Robson and Maradona

PASSING TIME WITH TWO ICONS OF THE 1980s

Well, what strange days we are living in.

With football globally on hold, what on earth are us addicts to do with our fixation? One thing we can do is look back because looking forward amid a global pandemic is a fool's errand.

Who knows if or when the domestic seasons or international club competitions will resume? Euro 2020 and the Copa America 2020 have already bitten the dust for the year.

This week, along with nature walks and music, I have found reading to be one of the best antidotes to the 24/7 viral news, reports which only seems to get worse every day, unless you are living in Asia, where the grim reaper seems to be getting tired.

You can still consume football. There are many great soccer books out there and a few films to boot. This week I watched 'Bobby Robson - More than a Manager' (2018) and 'Diego Maradona' (2019).

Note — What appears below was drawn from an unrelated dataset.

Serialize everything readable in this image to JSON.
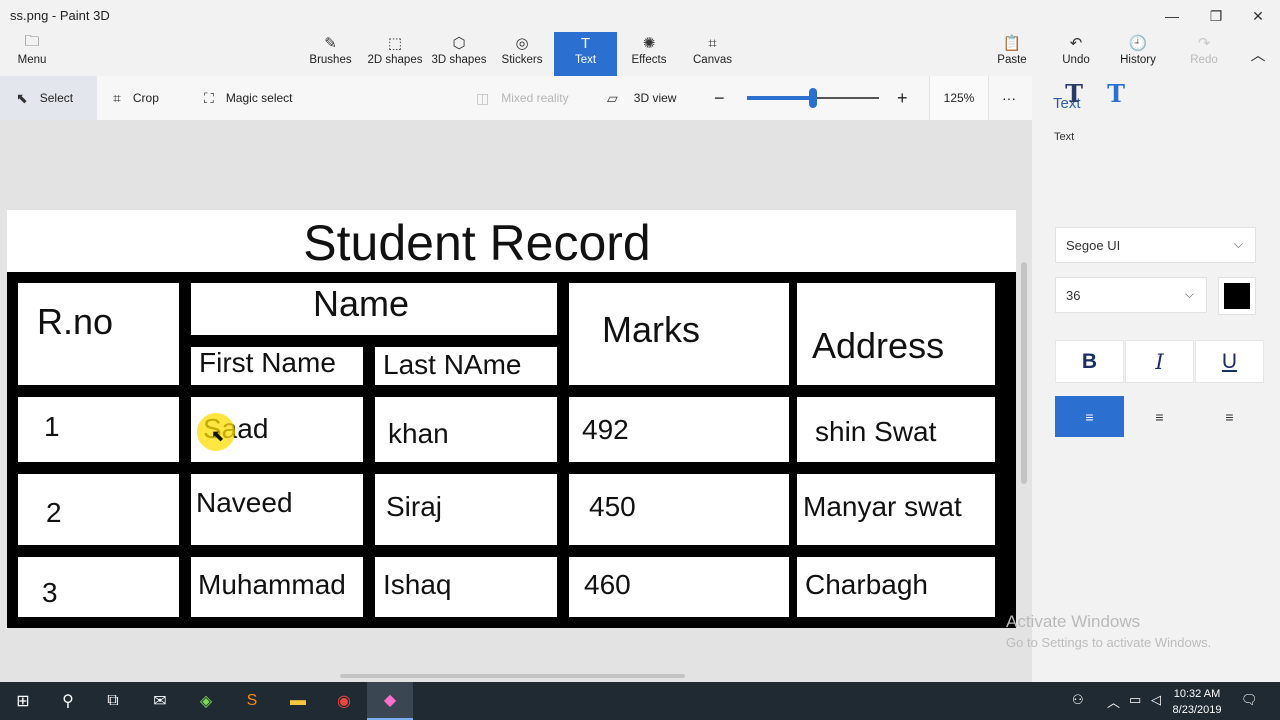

The former was a slick production that did its subject justice, supplying a worthy summary of Robson's managerial career and character.


The documentary covered all his coaching triumphs from the UEFA Cup with Ipswich, through back-to-back titles with PSV and Porto to the Copa del Rey and Cup Winners Cup with Barcelona.

There was unflinching detail on his many clashes with cancer - five wins before a final defeat, as well as the appalling hostility one of the nicest men in football met from the press, some fans and directors, especially at the madhouse of the Camp Nou for a season.

Robson was never widely regarded or respected in England despite his serial achievements in several countries, which was probably due to his quaint personality. His old-fashioned warmth and decency shines through in the film, as if he was a man frozen in a 1950's movie.

Even when Barcelona sacked him after a season because they had already promised the job to Louis Van Gaal, they felt compelled to offer him a job as ambassador, such was his likeability.

An alleged desire to see the good in anybody may have cost him dear in his final job when his Newcastle squad were said to have run amok away from the club and Robson was sacked as a result, a final blow which hurt him deeply.

But interestingly, Gary Lineker adds that Robson had a tough side as well, which was not elaborated on. Paul Gascoigne also appears, fragile and washed-up, but full of love for his former mentor.

Robson lives on in today's football in the DNA of his pupils - his former translator Jose Mourinho and player Pep Guardiola, who are featured heavily.

For a most British man to have succeeded in Portugal, Spain and Holland was as atypical then as now, but was more common in the fifties, and he remains the closest to have come to matching England's 1966 World Cup success.

Lineker called him "the greatest English manager." There are two statues of him in his home country - one in Ipswich and the other in his native Newcastle, if there is anyone in any doubt.

In Mexico City in 1986 Robson crossed swords with a mercurial Argentinian who invoked the deity in his first goal to eliminate England from the World Cup quarter-final.

Robson was understandably furious afterwards, but in later interviews insisted Maradona was not to blame because "players will try things" and that the inept match officials alone were culpable for  the notorious 'Mano de Dios' goal.

'Diego Maradona' the movie was a bit of a disappointment. Almost two and a half hours long, it was an archive in desperate need of an editor. The title was misleading as it was far from an overview of his life but rather a treasury on tape of Maradona in Naples.

We ultimately did not learn that much about the great midfielder. What the film showed was what we knew already - Maradona became a god at Napoli, was manipulated by the Camorra and slid into a life of excess, sleaze and self-destruction. The problem was this narrative was laid out repetitively.

Crucially, it fell short on analysis and until a moving conclusion, lacked emotional pull. His family's claim that there were two people at play - Diego the man and Maradona the myth, was a rare moment of insight.

John Foot, author of the excellent 'Calcio - a history of Italian football', popped up with some refreshingly illuminating context but was given only a few seconds of airtime.

There is a great documentary about arguably the greatest of players waiting to be made, probably after he dies.

In the meantime, read Jimmy Burns' 1996 biography Maradona: The Hand of God for a fuller picture.